A good way to refactor our code would be to use the extract class pattern and extract all the domain logic into a new abstractions that falls under the SOLID principles. When creating new abstractions focus on using nice clean interfaces and simple classes with obvious responsibilities.

class User < ApplicationRecord
  def subscribe_to(discussion)
    subscriptions.create! discussion: discussion
  end

  def unsubscribe_from(discussion)
    discussions.delete discussion
  end
end

module DiscussionSubscriber
  extend self

  def execute(user, discussion)
    user.subscribe_to discussion
    UserMailer.with(discussion: discussion, user: user).subscribed.deliver_later
  end
end

module DiscussionUnsubscriber
  extend self

  def execute(user, discussion)
    user.unsubscribe_from discussion
    UserMailer.with(discussion: discussion, user: user).unsubscribed.deliver_later
  end
end

class SubscriptionsController < ApplicationController
  def create
    DiscussionSubscriber.execute current_user, discussion
    redirect_to discussion, notice: "Subscribed."
  end

  def destroy
    DiscussionUnsubscriber.execute current_user, discussion
    redirect_to discussion, notice: "Unsubscribed."
  end

  private

  def discussion
    @_discussion ||= Discussion.find params[:discussion_id]
  end
end

Let’s analyze our final solution. We have factored out the domain logic into separate abstractions. Now the controller does not execute any business logic directly. Each controller action delegates to a service object to do the heavy lifting for it. Each action makes one call to one abstraction which is better than having a single abstraction doing two things - subscribing and unsubscribing. The abstractions are black boxes. The controller is completely ignorant of their behavior and collaborators. The controller does not know how to do stuff. It only knows what needs to be done and where to go after it’s done. We have decoupled our application logic from the transport flow. But not only that, we have decoupled all of our objects from each other and placed each responsibility into its own abstraction. Now all classes can change internally without affecting other places of our code. You will rarely need to change the controller code because all the business logic is isolated out of it into the right components. That logic can now be easily tested without the whole HTTP layer.

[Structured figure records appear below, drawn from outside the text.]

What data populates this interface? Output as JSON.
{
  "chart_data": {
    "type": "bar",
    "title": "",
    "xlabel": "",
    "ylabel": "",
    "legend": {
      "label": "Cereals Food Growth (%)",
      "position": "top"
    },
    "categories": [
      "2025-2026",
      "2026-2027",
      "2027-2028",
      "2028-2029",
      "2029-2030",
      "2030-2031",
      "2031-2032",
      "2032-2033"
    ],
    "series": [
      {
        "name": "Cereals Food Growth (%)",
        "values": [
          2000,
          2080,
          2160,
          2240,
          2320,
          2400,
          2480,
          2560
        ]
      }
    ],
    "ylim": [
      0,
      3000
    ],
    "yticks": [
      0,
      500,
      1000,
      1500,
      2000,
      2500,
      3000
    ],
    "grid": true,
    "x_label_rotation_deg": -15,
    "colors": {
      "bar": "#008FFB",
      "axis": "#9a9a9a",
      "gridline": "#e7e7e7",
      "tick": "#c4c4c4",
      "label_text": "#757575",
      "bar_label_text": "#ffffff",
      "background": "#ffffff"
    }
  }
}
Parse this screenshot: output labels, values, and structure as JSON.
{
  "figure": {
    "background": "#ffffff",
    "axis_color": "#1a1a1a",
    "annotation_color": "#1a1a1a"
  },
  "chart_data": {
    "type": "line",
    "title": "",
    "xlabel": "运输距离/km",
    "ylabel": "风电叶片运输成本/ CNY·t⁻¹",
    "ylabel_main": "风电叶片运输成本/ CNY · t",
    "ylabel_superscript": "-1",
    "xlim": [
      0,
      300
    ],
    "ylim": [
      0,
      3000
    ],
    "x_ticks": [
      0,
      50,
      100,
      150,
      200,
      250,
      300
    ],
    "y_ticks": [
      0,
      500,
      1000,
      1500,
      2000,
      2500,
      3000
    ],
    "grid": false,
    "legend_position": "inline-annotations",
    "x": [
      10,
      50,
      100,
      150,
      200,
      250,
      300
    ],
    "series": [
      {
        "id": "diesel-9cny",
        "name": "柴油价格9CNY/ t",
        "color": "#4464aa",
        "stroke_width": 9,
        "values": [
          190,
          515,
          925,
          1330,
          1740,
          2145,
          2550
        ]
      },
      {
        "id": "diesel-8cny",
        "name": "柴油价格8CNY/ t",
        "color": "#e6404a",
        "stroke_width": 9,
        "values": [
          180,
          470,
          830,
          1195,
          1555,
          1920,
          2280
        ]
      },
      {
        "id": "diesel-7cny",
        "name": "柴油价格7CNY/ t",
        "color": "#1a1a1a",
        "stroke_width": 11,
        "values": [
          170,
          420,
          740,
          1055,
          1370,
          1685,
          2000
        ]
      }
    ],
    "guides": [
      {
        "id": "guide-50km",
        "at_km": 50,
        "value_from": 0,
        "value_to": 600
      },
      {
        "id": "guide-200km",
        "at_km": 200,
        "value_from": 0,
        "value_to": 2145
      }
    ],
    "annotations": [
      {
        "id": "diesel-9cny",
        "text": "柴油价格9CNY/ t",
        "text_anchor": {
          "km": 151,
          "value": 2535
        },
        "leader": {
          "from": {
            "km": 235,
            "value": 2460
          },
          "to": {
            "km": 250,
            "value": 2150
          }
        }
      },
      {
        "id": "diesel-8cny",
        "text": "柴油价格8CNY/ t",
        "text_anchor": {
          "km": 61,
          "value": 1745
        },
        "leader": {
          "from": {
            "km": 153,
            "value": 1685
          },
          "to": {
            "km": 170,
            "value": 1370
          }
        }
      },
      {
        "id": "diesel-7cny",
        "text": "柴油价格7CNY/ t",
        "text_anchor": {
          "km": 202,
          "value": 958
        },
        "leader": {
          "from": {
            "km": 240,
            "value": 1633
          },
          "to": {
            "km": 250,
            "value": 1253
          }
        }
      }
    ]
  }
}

But Original Code Was Shorter

If I got a penny every time I hear that out, I would have become a billionaire by now. You will always get that call from at least one person within your team. It is the inevitable doom. My answer to that was and will always be the same:

If you only gonna have one job ever in your life then protected it by all means. Even by writing spaghetti code that no one else will be able to extend or maintain. But if you want the project to be a success then start writing clean code that you can easily change. Working with well-factored abstractions that are intuitive and easy to use is so much fun. Do not resist it - just learn to love it. You will do a great favor to your future self and your team when the project grows bigger.

Now we can call it a day. Thank you for bearing with me up to now. I really hope you have learned something new or refreshed something old. Right on time to go grab those beers!